Ich möchte in vier Folgen stichprobenartig dem Zauber seiner Montur begegnen – ihn anerkennen, ihm entgegenreden. Die jüngere Literaturkritik hat nachgewiesen, daß Grillparzer mindestens soviel mit Strindberg und Kafka, wie mit der Weimarer Klassik zu schaffen hat. Mir dagegen geht es weniger darum, in ihm das aufzufinden, was uns vertraut ist, sondern im Gegenteil zu fragen, was seine Staubschicht deckt.

Er war ein Dichter und Beamter, ein Hofrat, der in jungen Jahren am Theater reüssierte. In bitteren Sentenzen hat er selber den Verlust der Inspiration zwischen den Aktenbergen beklagt. Ein gutes Beispiel dafür, daß Kunst und Sicherheitsbedürfnis sich eben nicht vertragen. Ist das so sicher? Eine Perspektive auf Grillparzer eröffnet sich durch die Beobachtung, daß wir mit unseren Vorstellungen vom reinen, atemlos-aufgestachelten Künstler tief im romantischen Vorstellungskreis stecken. Für gewöhnlich dient die Sprache nicht der Anfeuerung, sondern als Kleister für die unterschiedlichsten Bedürfnisse.

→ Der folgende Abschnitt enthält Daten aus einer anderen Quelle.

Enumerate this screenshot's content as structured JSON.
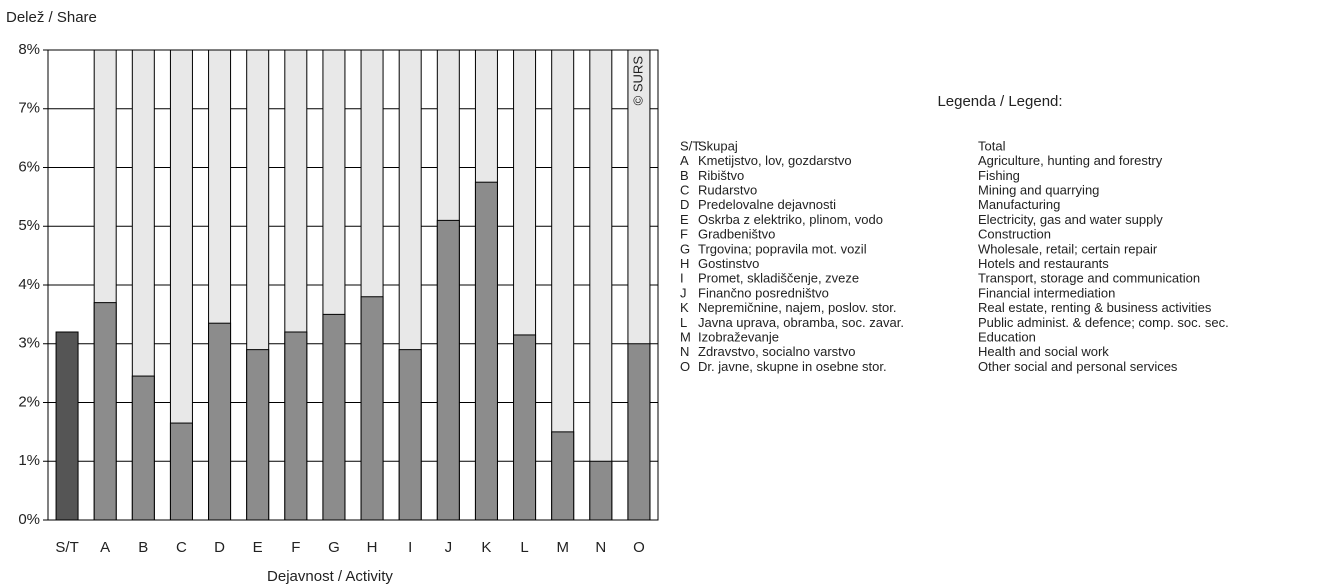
{
  "chart_data": {
    "type": "bar",
    "y_axis_label": "Delež / Share",
    "x_axis_label": "Dejavnost / Activity",
    "annotation": "© SURS",
    "categories": [
      "S/T",
      "A",
      "B",
      "C",
      "D",
      "E",
      "F",
      "G",
      "H",
      "I",
      "J",
      "K",
      "L",
      "M",
      "N",
      "O"
    ],
    "values": [
      3.2,
      3.7,
      2.45,
      1.65,
      3.35,
      2.9,
      3.2,
      3.5,
      3.8,
      2.9,
      5.1,
      5.75,
      3.15,
      1.5,
      1.0,
      3.0
    ],
    "colors": [
      "#555555",
      "#8c8c8c",
      "#8c8c8c",
      "#8c8c8c",
      "#8c8c8c",
      "#8c8c8c",
      "#8c8c8c",
      "#8c8c8c",
      "#8c8c8c",
      "#8c8c8c",
      "#8c8c8c",
      "#8c8c8c",
      "#8c8c8c",
      "#8c8c8c",
      "#8c8c8c",
      "#8c8c8c"
    ],
    "ylim": [
      0,
      8
    ],
    "yticks": [
      {
        "value": 0,
        "label": "0%"
      },
      {
        "value": 1,
        "label": "1%"
      },
      {
        "value": 2,
        "label": "2%"
      },
      {
        "value": 3,
        "label": "3%"
      },
      {
        "value": 4,
        "label": "4%"
      },
      {
        "value": 5,
        "label": "5%"
      },
      {
        "value": 6,
        "label": "6%"
      },
      {
        "value": 7,
        "label": "7%"
      },
      {
        "value": 8,
        "label": "8%"
      }
    ],
    "grid": true,
    "legend": {
      "title": "Legenda / Legend:",
      "entries": [
        {
          "sl": "Skupaj",
          "en": "Total"
        },
        {
          "sl": "Kmetijstvo, lov, gozdarstvo",
          "en": "Agriculture, hunting and forestry"
        },
        {
          "sl": "Ribištvo",
          "en": "Fishing"
        },
        {
          "sl": "Rudarstvo",
          "en": "Mining and quarrying"
        },
        {
          "sl": "Predelovalne dejavnosti",
          "en": "Manufacturing"
        },
        {
          "sl": "Oskrba z elektriko, plinom, vodo",
          "en": "Electricity, gas and water supply"
        },
        {
          "sl": "Gradbeništvo",
          "en": "Construction"
        },
        {
          "sl": "Trgovina; popravila mot. vozil",
          "en": "Wholesale, retail; certain repair"
        },
        {
          "sl": "Gostinstvo",
          "en": "Hotels and restaurants"
        },
        {
          "sl": "Promet, skladiščenje, zveze",
          "en": "Transport, storage and communication"
        },
        {
          "sl": "Finančno posredništvo",
          "en": "Financial intermediation"
        },
        {
          "sl": "Nepremičnine, najem, poslov. stor.",
          "en": "Real estate, renting & business activities"
        },
        {
          "sl": "Javna uprava, obramba, soc. zavar.",
          "en": "Public administ. & defence; comp. soc. sec."
        },
        {
          "sl": "Izobraževanje",
          "en": "Education"
        },
        {
          "sl": "Zdravstvo, socialno varstvo",
          "en": "Health and social work"
        },
        {
          "sl": "Dr. javne, skupne in osebne stor.",
          "en": "Other social and personal services"
        }
      ]
    }
  }
}
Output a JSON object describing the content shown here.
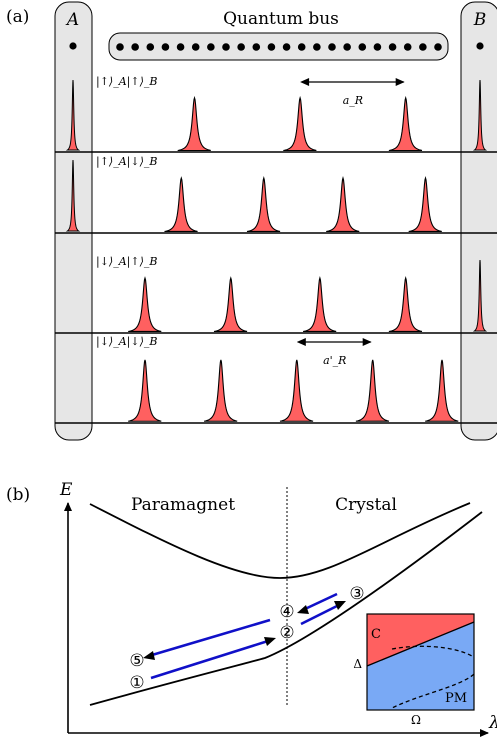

Sprechen hat in den meisten Fällen bürokratische Funktion. Wie und wann etwas gesagt wird, bestimmt, wie die verschiedensten Materien sachgerecht zu behandeln sind. Die Meldung einer Presseagentur verlangt andere Reaktionen, als ein Wutanfall. Irrtum! werfen die Literaten seit Karl Kraus ein, die Aufgabe der Kunst besteht gerade darin, die Ungeheuerlichkeit der Welt ins aufgebrachte Wort zu bringen. Das ist des Hofdichters Sache nicht. Die erste Bürgerpflicht seiner Sprache ist Abwiegelung. Daher kommt das Gefühl, daß Grillparzer, bevor er loslegt, erst einmal seine Wertsachen versteckt.

 

Die Abneigung gegen eine solche Zurückhaltung ist revisionsbedürftig. Amtsdeutsch ist wegen seiner Indirektheit verschrien; es erzeugt eine Zwischenwelt, durch die die Wirklichkeit abgepuffert wird. Gott sei Dank, muß man auch sagen, ein Refugium für alle, die der Explosivkraft der Worte mißtrauen. Das sind nicht nur die Zensurbehörden, sondern auch die weniger Wortgewaltigen und die Wissenschaftlerinnen. Grillparzers Staats-Schauspiele trägt ein so verstandenes Amtsdeutsch. Er sucht in seinen Windungen nicht Unterschlupf, sondern Abkühlung.